The inside of the Lobster Oyster and Chop House is equally fantastic:



Saturday, April 23, 2011

What's on the Menu?

Homes once sumptuous and exclu... Digital ID: 809532. New York Public Library


This past Monday evening, the New York Public Library launched What's on the Menu?, a web site which invites the public to transcribe our digitized historical menus. 

It all started about a year ago, when my beloved former colleague Amy Azzarito*,  NYPL Labs manager Ben Vershbow, and I were thinking of new and interesting projects for the culinary collection. Having worked with the menu collection for a few years, I had begun noticing an increasing number of researchers coming in to research specific dishes. Although nearly 10,000 menus in the collection had been digitized, we didn't have an efficient way to search their content. At first we considered, optical character recognition (OCR) software to transcribe the menus, but quickly realized that the menus weren't optimal OCR candidates, due to being hand-written, being mimeographed, using funky fonts, etc.

Then Amy had the brilliant idea to open the digitized menus to the crowd, and invite our hungry public to help us transcribe them.  A year of talking, meeting, and pow-wowing -- with fellow NYPL'ers  Michael Lascarides, Kris Kelly, and Michael Inman -- followed, but it happened! WOTM launched last week.

We're five days in, still fixing and tweaking and planning out our next steps, but so far, so tasty!

Big thanks to everyone at the Library who has helped make this happen, and to the site visitors helping us create a robust catalog of dishes.

I'm getting hungry just thinking about it!


*Amy is now full-time at Design*Sponge

Saturday, April 16, 2011

Tabla's Unleavened Bread Bar



Danny Meyer's beloved Tabla closed a few months ago after twelve years in business. And although I wish the Library had more Tabla menus than the small handful from 2007, I am pleased that one of them includes Chef Floyd Cardoz's Unleavened Bread Bar menu, created for Passover week. 
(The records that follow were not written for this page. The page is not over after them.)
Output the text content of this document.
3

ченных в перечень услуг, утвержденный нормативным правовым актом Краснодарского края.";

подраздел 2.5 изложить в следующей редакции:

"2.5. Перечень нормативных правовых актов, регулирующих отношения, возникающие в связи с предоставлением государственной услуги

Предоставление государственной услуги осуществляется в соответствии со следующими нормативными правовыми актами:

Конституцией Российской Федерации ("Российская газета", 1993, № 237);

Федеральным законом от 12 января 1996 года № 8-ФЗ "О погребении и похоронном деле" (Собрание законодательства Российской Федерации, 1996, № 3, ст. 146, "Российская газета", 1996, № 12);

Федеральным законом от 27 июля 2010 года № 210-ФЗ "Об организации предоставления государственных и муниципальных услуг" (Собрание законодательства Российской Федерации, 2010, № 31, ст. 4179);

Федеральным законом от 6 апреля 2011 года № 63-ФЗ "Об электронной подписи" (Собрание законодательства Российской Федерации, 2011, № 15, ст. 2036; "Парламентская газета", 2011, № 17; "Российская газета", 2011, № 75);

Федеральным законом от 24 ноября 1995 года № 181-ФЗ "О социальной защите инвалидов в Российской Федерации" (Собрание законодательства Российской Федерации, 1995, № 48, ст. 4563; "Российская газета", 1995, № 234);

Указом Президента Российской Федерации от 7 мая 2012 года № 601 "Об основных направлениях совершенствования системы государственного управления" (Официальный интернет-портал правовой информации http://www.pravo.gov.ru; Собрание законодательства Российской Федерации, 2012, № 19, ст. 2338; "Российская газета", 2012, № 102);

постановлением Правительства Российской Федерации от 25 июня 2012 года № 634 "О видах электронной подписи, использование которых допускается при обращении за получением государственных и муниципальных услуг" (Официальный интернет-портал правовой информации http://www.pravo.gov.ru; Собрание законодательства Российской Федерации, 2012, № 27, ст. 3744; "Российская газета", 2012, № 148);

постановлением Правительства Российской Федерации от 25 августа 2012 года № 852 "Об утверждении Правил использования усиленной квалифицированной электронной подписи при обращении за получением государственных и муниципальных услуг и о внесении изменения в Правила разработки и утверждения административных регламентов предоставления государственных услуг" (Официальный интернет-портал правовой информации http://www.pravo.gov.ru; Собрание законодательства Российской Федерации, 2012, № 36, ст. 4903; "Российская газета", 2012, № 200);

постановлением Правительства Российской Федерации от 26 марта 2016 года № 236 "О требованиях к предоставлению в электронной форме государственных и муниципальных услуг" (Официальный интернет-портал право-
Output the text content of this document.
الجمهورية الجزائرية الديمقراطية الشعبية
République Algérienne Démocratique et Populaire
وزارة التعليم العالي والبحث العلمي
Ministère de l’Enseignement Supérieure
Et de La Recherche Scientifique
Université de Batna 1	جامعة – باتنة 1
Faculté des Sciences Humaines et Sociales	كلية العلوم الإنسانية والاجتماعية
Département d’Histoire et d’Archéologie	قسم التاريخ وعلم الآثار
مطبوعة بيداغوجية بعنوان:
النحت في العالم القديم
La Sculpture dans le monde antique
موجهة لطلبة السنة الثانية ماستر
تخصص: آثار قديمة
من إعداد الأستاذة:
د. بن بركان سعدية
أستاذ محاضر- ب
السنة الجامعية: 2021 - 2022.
I'm not sure when restaurants began to offer meals catering to the Passover crowd; most kosher restaurants close for the duration of the holiday because a thorough cleaning of any leavened bread product (biur chametz) is a serious chore, and add to that the requirement to use different pots, pans, plates, etc. and you've got a lot of work on your hands, especially for a restaurant.

Non-kosher restaurants don't have those restrictions, so they can offer seders and Passover meals to anyone interested.  In New York this year, there are quite a few seders taking place: Savoy in SoHo, Capsouto Freres in Tribeca, JoeDoe in the East Village, Sammy's Roumanian on the Lower East Side, and Julian Medina's Toloache, Yerba Buena, and Yerba Buena Perry.  And Joan Nathan writes about others joining the trend in the Times this week.

I'll be contacting the above restaurants to add their menus to our Passover collection, and if anyone is attending a seder, or simply dining, at a Passover-friendly restaurant this week, please let me know.